Полная версия
Под небом Аустерлица
– Кто таков? – промурлыкал Женя, мгновенно подобравшись.
– Денис… – на чистейшем русском ответил белобрысый паренек в белой рубашке и бабочке, делая шаг назад. Маленький нажал «кнопку тревоги» в кармане и профессионально облапил подонка.
Охрана уже была рядом.
– Обыскать и выбить, что эта скотина делала под дверью, – проговорил равнодушно и зашагал прямо по коридору.
«Вот, б…дь, жизнь идет, а я тут хрен знает чем занимаюсь. И Маша спит с этим студентом, к гадалке не ходи».
…В течение 28 часов Женя Маленький не мог покинуть «Хилтон». Даже трехчасовый перерыв на обед не дал такой возможности. У Василевича опять был массаж, работа с энергетиком и консультации с юристом.
– Женя, а что это за х…й с горы в очках? Не знаешь часом?
– Технолог Всеволода. Мы с ним работали. Я работал, ты просто забыл. Дай ему понять, что он в теме и в доле, – и он убедит любого, что земля имеет форму чемодана. Мы должны прямо сейчас доказать американцам, что у нас общие симпатии и общие интересы. Всеволод – мэр, Горенко – президент, что еще надо, чтобы спокойно встретить старость?
– Женя, а сходи-ка к этому х…ю с горы, пообедай с ним. Объясни, что мы – люди благодарные.
– Валерий Олегович, пока моя молодость бездарно проходит в интригах и подкупах, Машка спит со студентом.
Смешок, крошечный глоток виски, вытянутые ноги…
– Машка? – переспросил сонно. – Машка… Брось, другую найдем!
…Через 15 минут в номер Очкарика постучали. Женя Маленький просиял в открытую дверь лучезарнейшей из улыбок. Очкарик скривился и хотел закрыть дверь. Но вместе с улыбкой Женя мгновенным движением протиснул ногу в проем и промурлыкал:
– Ну, брось, наши хризантемы в саду вовсе не отцвели. Есть разговорчик…
– Пошел нах…, ты мне за 2005-й еще должен!
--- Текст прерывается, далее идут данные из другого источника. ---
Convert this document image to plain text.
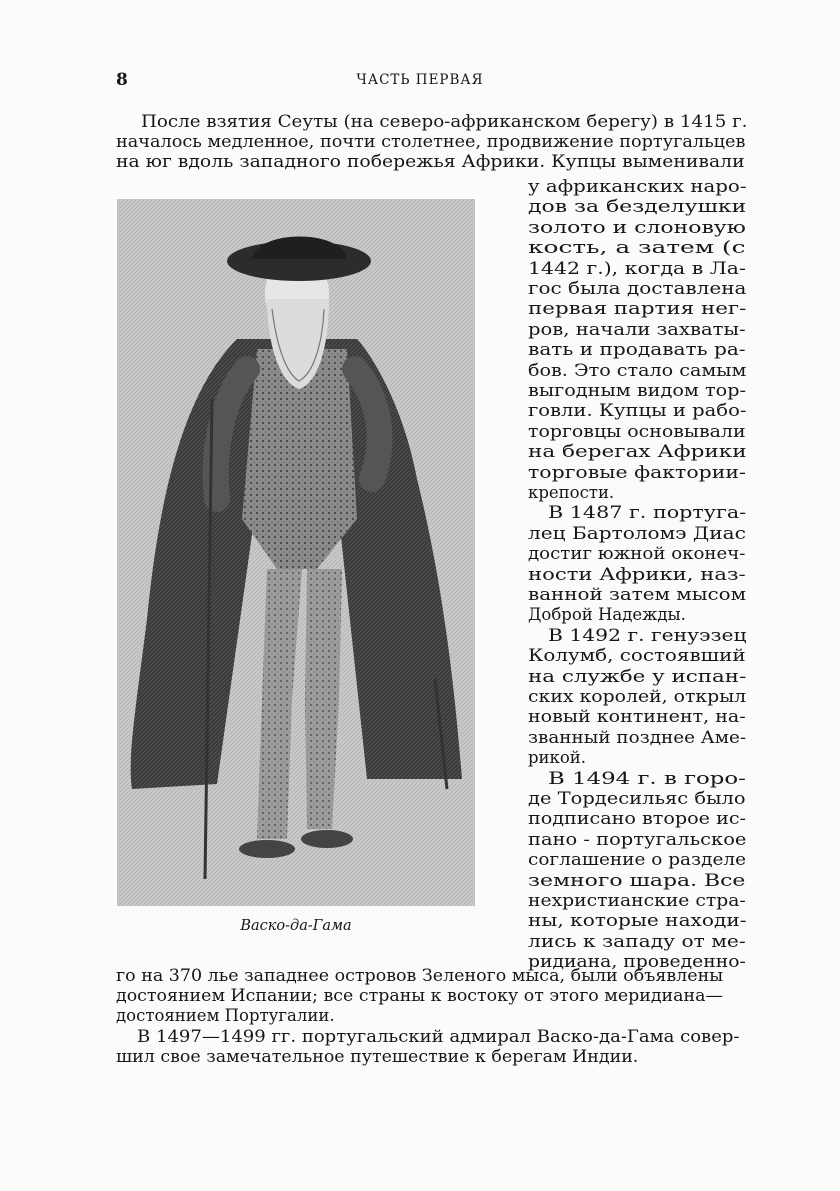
8	ЧАСТЬ ПЕРВАЯ
После взятия Сеуты (на северо-африканском берегу) в 1415 г.
началось медленное, почти столетнее, продвижение португальцев
на юг вдоль западного побережья Африки. Купцы выменивали
у африканских наро-
дов за безделушки
золото и слоновую
кость, а затем (с
1442 г.), когда в Ла-
гос была доставлена
первая партия нег-
ров, начали захваты-
вать и продавать ра-
бов. Это стало самым
выгодным видом тор-
говли. Купцы и рабо-
торговцы основывали
на берегах Африки
торговые фактории-
крепости.
В 1487 г. португа-
лец Бартоломэ Диас
достиг южной оконеч-
ности Африки, наз-
ванной затем мысом
Доброй Надежды.
В 1492 г. генуэзец
Колумб, состоявший
на службе у испан-
ских королей, открыл
новый континент, на-
званный позднее Аме-
рикой.
В 1494 г. в горо-
де Тордесильяс было
подписано второе ис-
пано - португальское
соглашение о разделе
земного шара. Все
нехристианские стра-
ны, которые находи-
лись к западу от ме-
ридиана, проведенно-
Васко-да-Гама
го на 370 лье западнее островов Зеленого мыса, были объявлены
достоянием Испании; все страны к востоку от этого меридиана—
достоянием Португалии.
В 1497—1499 гг. португальский адмирал Васко-да-Гама совер-
шил свое замечательное путешествие к берегам Индии.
– Душа моя, я ведь и не отказываюсь. Обсудим? По соточке?
Очкарик с отвращением пропустил прекрасного негодяя в глубину номера. И потекла неторопливая беседа при выключенных телефонах («батарейки на стол, скотина!»), заглушаемая звуками телевизора.
Ровно через полтора часа Женя Маленький мчался по огромному коридору «Хилтона», фальшиво напевая: «Отцвели-и уж давно-о хризанте-емы в саду! Но любо-овь все живет в моем се-ердце больно-ом!»
(«Я достаточно плачу своему секретарю, чтобы никогда не слышать его пение», – скажет Валерий Василевич в 2017-м на суде, вспоминая этот день.)
Еще через пять минут Женя Маленький стучал в другую дверь, которую ему открыл бритоголовый Мариненко.
Игорь был завернут в огромное махровое полотенце, несколько напряжен.
– Через пять минут спущусь вниз.
Секретарь Василевича отодвинул его и вошел в номер, бесцеремонно плюхнулся в кресло.
– Игорь, ставки сделаны. Очкарик принял план А, и теперь он не Всеволода, а наш. Мы инвестируем в кампанию Горенко, Очкарик убеждает Всеволода, договор должен быть подписан не позже чем завтра. Ни одна живая душа не знает об этой встрече. А кто знает, перестанет быть живой душой… Шучу!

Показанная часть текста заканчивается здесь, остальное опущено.